Agreements are clearly irrelevant: the evidence leaves no other conclusion but that Iran's nuclear program has always been about getting the bomb with which to obliterate its enemies, beginning with Israel.
Since the July 2015 JCPOA, Iran steadily has been breaching its provisions: under the deal, Iran's stockpile of low-enriched uranium is not supposed to exceed 202.8 kg — but as of November 2020, the stockpile stood at 2442.9 kg.
The level of enrichment under the JCPOA was limited to 3.67%; as early as July 2019, however, Iran had begun enriching up to 4.5%.
In early January 2021, the Iranian government announced that it had resumed enriching uranium up to 20% at the underground Fordow enrichment site (a facility that is banned under the JCPOA from conducting uranium enrichment).
Iran also has been violating JCPOA terms on advanced centrifuges.
A January 2021 report from the Institute for Science and International Security (ISIS) described construction of a new, large-scale underground centrifuge assembly facility at Natanz, the site of a July 2020 blast that destroyed the previous above-ground facility.
ISIS president David Albright warns that the Islamic Republic's "breakout time" to a nuclear bomb could be cut to mere weeks, depending on variables including how many advanced centrifuges are put to the task.
Another variable is how many advanced centrifuges might be spinning away at secret sites, closed to IAEA prying eyes.
A Jan. 13, 2021 report from The Wall Street Journal added to the concern, citing an IAEA report that Iran was taking steps to produce uranium metal— used to build the core of a nuclear weapon—at a site near Isfahan.
All of which is to say that "rejoining" the Iran nuclear deal, much as Biden or European partners might like to, will be no simple step.
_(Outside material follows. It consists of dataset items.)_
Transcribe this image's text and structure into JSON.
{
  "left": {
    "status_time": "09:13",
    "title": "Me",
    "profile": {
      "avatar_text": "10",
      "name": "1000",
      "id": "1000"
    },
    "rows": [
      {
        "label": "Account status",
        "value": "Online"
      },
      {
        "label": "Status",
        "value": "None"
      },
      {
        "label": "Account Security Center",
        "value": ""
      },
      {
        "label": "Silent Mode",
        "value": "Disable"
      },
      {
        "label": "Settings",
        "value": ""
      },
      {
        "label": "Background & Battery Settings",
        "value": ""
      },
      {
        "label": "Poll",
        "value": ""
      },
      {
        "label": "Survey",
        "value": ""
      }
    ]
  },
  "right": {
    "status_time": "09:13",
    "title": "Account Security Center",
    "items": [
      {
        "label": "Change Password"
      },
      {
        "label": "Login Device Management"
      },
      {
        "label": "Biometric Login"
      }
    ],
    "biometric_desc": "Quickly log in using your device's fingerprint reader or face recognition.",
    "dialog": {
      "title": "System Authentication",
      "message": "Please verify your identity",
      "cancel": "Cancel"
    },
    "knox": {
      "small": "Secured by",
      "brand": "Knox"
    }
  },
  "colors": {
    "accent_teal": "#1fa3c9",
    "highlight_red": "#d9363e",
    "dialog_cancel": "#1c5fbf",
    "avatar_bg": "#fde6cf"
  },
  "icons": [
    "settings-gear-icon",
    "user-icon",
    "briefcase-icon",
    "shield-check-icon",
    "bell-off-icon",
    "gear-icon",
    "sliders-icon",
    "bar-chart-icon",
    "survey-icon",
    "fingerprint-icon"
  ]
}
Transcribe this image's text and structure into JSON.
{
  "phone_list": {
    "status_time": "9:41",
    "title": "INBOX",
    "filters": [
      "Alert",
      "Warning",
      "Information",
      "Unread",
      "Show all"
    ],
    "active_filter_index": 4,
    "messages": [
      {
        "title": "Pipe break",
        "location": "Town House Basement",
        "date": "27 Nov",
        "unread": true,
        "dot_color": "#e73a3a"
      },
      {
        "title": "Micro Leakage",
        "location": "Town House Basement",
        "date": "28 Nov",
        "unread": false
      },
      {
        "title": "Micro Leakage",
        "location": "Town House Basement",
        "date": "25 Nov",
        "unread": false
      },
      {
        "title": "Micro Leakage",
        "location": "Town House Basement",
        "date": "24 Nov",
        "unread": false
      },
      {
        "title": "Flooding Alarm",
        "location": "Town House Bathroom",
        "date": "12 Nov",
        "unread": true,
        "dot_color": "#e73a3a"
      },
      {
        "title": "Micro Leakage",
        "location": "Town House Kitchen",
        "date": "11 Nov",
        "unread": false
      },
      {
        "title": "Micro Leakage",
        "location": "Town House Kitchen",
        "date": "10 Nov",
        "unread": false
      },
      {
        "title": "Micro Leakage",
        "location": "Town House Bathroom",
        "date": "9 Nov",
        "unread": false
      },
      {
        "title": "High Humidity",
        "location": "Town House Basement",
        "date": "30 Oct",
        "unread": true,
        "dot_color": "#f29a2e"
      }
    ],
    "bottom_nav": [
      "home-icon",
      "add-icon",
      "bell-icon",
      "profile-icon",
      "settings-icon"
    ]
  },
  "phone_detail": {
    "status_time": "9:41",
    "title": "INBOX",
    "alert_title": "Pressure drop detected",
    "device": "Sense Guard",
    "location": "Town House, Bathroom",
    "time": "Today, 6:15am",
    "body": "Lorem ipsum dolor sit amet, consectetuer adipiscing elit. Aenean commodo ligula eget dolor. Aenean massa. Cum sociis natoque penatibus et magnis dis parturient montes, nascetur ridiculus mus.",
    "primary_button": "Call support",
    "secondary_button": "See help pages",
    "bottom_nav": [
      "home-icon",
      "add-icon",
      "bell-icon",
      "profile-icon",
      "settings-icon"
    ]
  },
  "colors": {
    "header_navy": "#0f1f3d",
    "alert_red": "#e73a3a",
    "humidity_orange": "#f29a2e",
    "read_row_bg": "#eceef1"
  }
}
Indeed, according to Jan. 20, 2021 reporting from Reuters, Iranian President Hassan Rouhani told a cabinet meeting that "The ball is in the U.S. court now. If Washington returns to Iran's 2015 nuclear deal, we will also fully respect our commitments under the pact."
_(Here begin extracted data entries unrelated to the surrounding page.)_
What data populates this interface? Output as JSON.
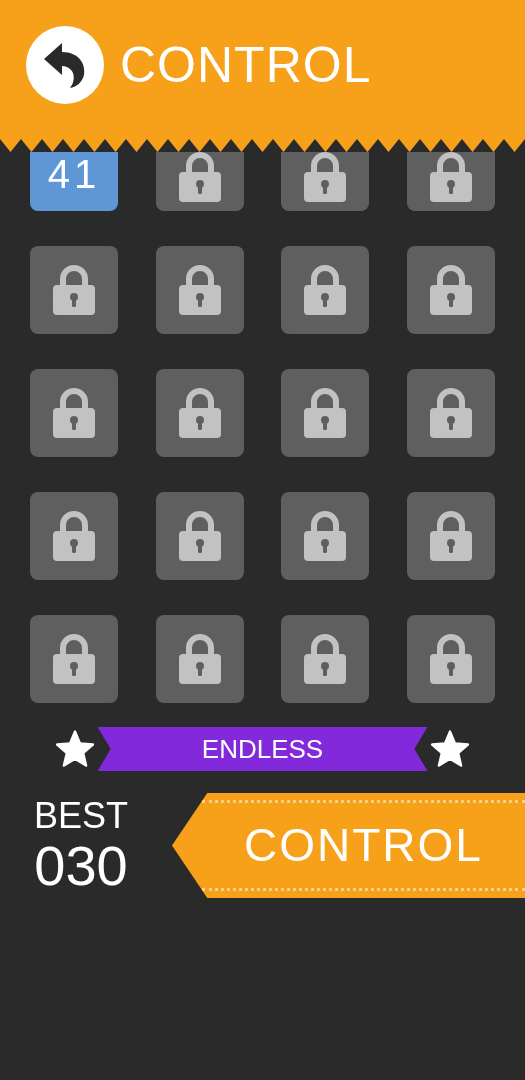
{
  "header": {
    "title": "CONTROL"
  },
  "levels": [
    {
      "kind": "level",
      "label": "41"
    },
    {
      "kind": "locked"
    },
    {
      "kind": "locked"
    },
    {
      "kind": "locked"
    },
    {
      "kind": "locked"
    },
    {
      "kind": "locked"
    },
    {
      "kind": "locked"
    },
    {
      "kind": "locked"
    },
    {
      "kind": "locked"
    },
    {
      "kind": "locked"
    },
    {
      "kind": "locked"
    },
    {
      "kind": "locked"
    },
    {
      "kind": "locked"
    },
    {
      "kind": "locked"
    },
    {
      "kind": "locked"
    },
    {
      "kind": "locked"
    },
    {
      "kind": "locked"
    },
    {
      "kind": "locked"
    },
    {
      "kind": "locked"
    },
    {
      "kind": "locked"
    }
  ],
  "mode_banner": {
    "label": "ENDLESS"
  },
  "best": {
    "label": "BEST",
    "score": "030"
  },
  "play_button": {
    "label": "CONTROL"
  }
}
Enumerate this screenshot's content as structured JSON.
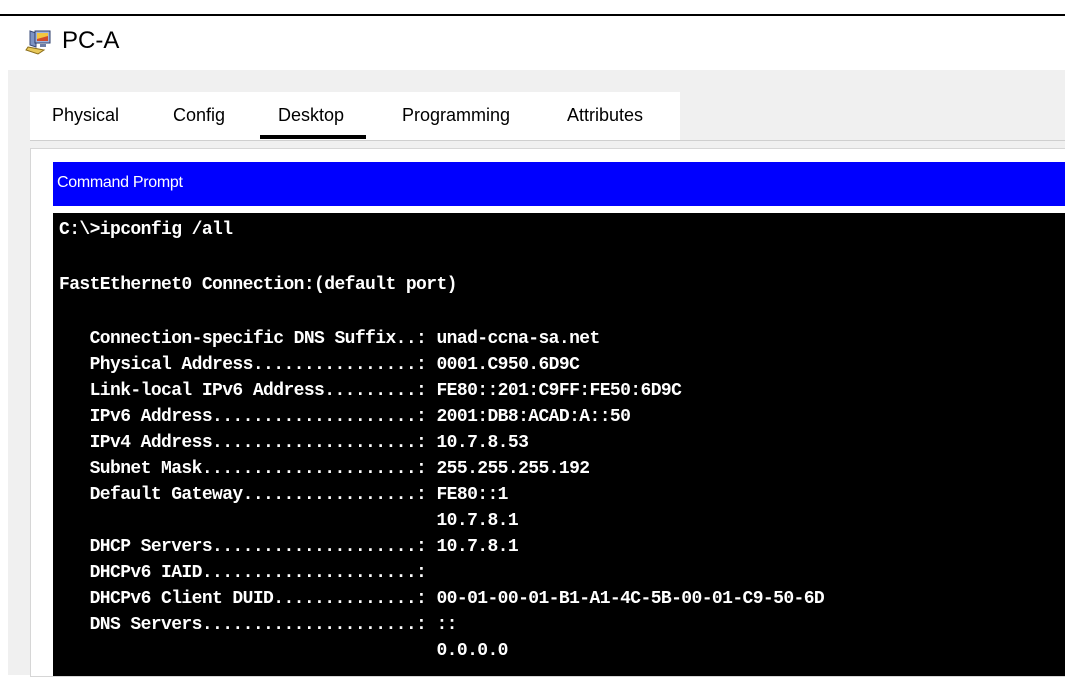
{
  "window": {
    "title": "PC-A",
    "icon": "pc-icon"
  },
  "tabs": [
    {
      "label": "Physical",
      "active": false
    },
    {
      "label": "Config",
      "active": false
    },
    {
      "label": "Desktop",
      "active": true
    },
    {
      "label": "Programming",
      "active": false
    },
    {
      "label": "Attributes",
      "active": false
    }
  ],
  "command_prompt": {
    "title": "Command Prompt",
    "header_color": "#0000ff",
    "lines": [
      "C:\\>ipconfig /all",
      "",
      "FastEthernet0 Connection:(default port)",
      "",
      "   Connection-specific DNS Suffix..: unad-ccna-sa.net",
      "   Physical Address................: 0001.C950.6D9C",
      "   Link-local IPv6 Address.........: FE80::201:C9FF:FE50:6D9C",
      "   IPv6 Address....................: 2001:DB8:ACAD:A::50",
      "   IPv4 Address....................: 10.7.8.53",
      "   Subnet Mask.....................: 255.255.255.192",
      "   Default Gateway.................: FE80::1",
      "                                     10.7.8.1",
      "   DHCP Servers....................: 10.7.8.1",
      "   DHCPv6 IAID.....................:",
      "   DHCPv6 Client DUID..............: 00-01-00-01-B1-A1-4C-5B-00-01-C9-50-6D",
      "   DNS Servers.....................: ::",
      "                                     0.0.0.0"
    ]
  }
}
What the Iranian regime really wants from the Biden administration is a lifting of sanctions imposed by President Trump after the U.S. withdrawal from the pact in May 2018.
It should be noted that financial inducements were not used to improve the well-being of the Iranian people then, nor would a repeat infusion be likely to do so this time.
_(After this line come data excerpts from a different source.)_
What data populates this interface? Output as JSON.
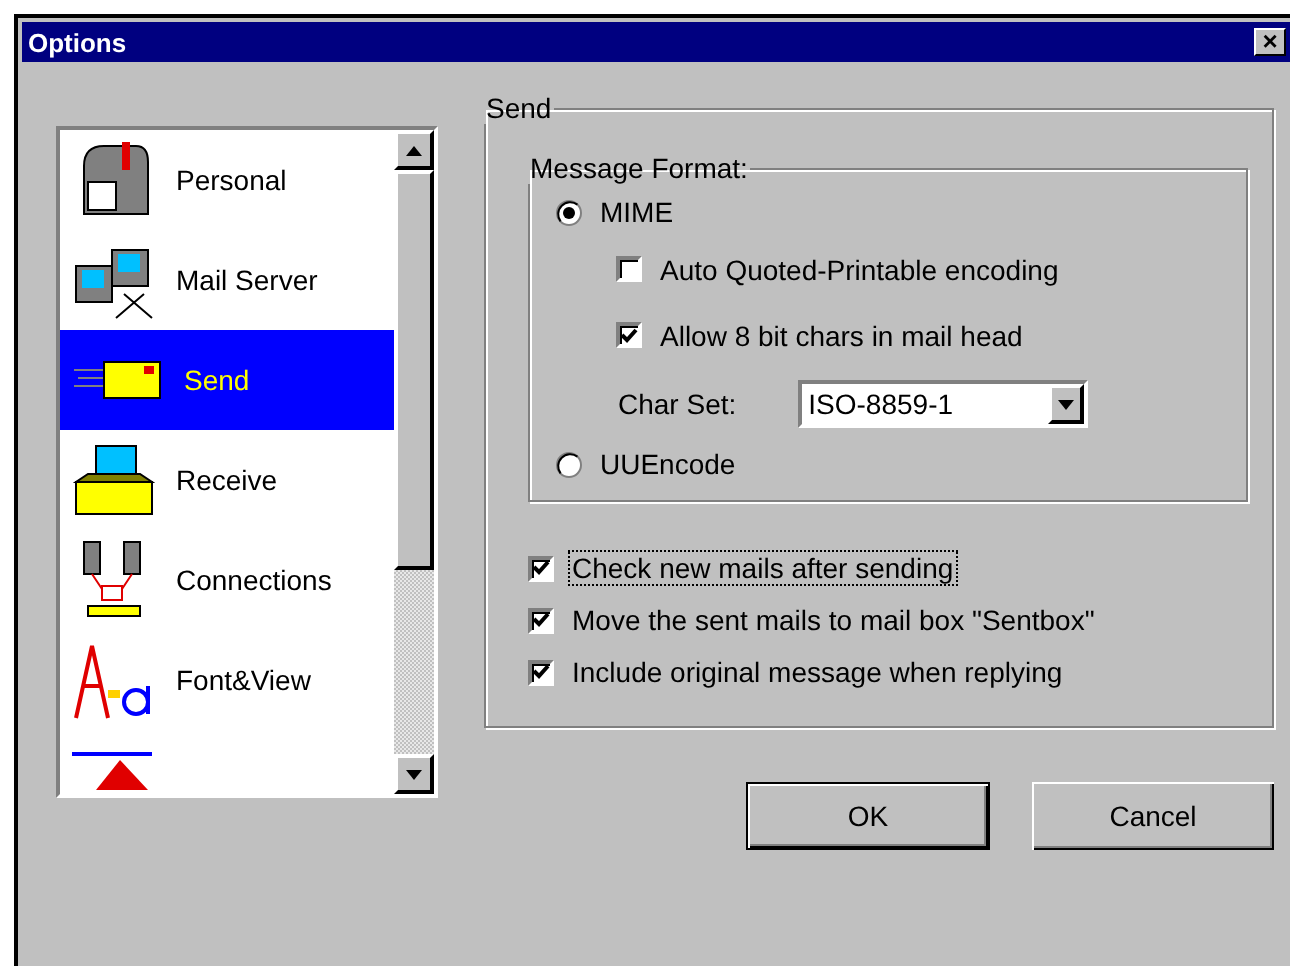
{
  "window": {
    "title": "Options",
    "close": "×"
  },
  "sidebar": {
    "items": [
      {
        "label": "Personal",
        "selected": false
      },
      {
        "label": "Mail Server",
        "selected": false
      },
      {
        "label": "Send",
        "selected": true
      },
      {
        "label": "Receive",
        "selected": false
      },
      {
        "label": "Connections",
        "selected": false
      },
      {
        "label": "Font&View",
        "selected": false
      },
      {
        "selected": false
      }
    ]
  },
  "send_group": {
    "title": "Send",
    "message_format": {
      "title": "Message Format:",
      "radios": [
        {
          "label": "MIME",
          "selected": true
        },
        {
          "label": "UUEncode",
          "selected": false
        }
      ],
      "mime_options": [
        {
          "label": "Auto Quoted-Printable encoding",
          "checked": false
        },
        {
          "label": "Allow 8 bit chars in mail head",
          "checked": true
        }
      ],
      "charset": {
        "label": "Char Set:",
        "value": "ISO-8859-1"
      }
    },
    "options": [
      {
        "label": "Check new mails after sending",
        "checked": true,
        "focused": true
      },
      {
        "label": "Move the sent mails to mail box \"Sentbox\"",
        "checked": true,
        "focused": false
      },
      {
        "label": "Include original message when replying",
        "checked": true,
        "focused": false
      }
    ]
  },
  "buttons": [
    {
      "label": "OK",
      "default": true
    },
    {
      "label": "Cancel",
      "default": false
    }
  ]
}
Rather, now as then, the Islamic Republic seems emboldened by the prospect of a compliant U.S. administration.
Jan. 4, 2021, the IRGC navy seized a South Korean tanker near the Strait of Hormuz; reportedly, Tehran seeks the release by Seoul of frozen Iranian funds.
On Jan. 13, 2021, an Iraqi Hezbollah Brigades Commander offered on Telegram to "offer counsel and training" to "liberation movements" within the U.S.
On Jan. 16, the regime launched anti-warship ballistic missiles at a simulated target in the Indian Ocean (landing 20 miles from a commercial ship and 100 miles from the USS Nimitz aircraft carrier). Newsweek reported mid-January 2021 that the IRGC had positioned so-called "suicide drones" in northern Yemen, capable of reaching as far as Israel.
Whether bluster to extort concessions from a White House team widely viewed as weak on Iran or opening salvos to buttress secret talks almost surely already in progress, Iran's behavior must be confronted firmly and soon.
Biden admin statements in support of the Abraham Accords, the move of the U.S. Embassy to Jerusalem, and caution regarding the JCPOA, are all well and good; but other early statements opposing the terrorist designation of the Houthis and declaring that arms sales to Saudi Arabia will be curtailed cannot but bolster Tehran's confidence that a return to the "good old days" of the Obama administration is just around the corner.
The real danger in allowing a perception of weakness to take hold this early on is that regional U.S. friends, allies, and partners may well feel left adrift.
What steps they may then take in uncoordinated efforts at self-defense could prove badly destabilizing.
The Tehran regime, in fact, is in a weakened state after four years of Trump's "maximum pressure" campaign.
The Biden team would do well to build on that to stop Tehran's regional support for terrorism and halt its drive for the bomb.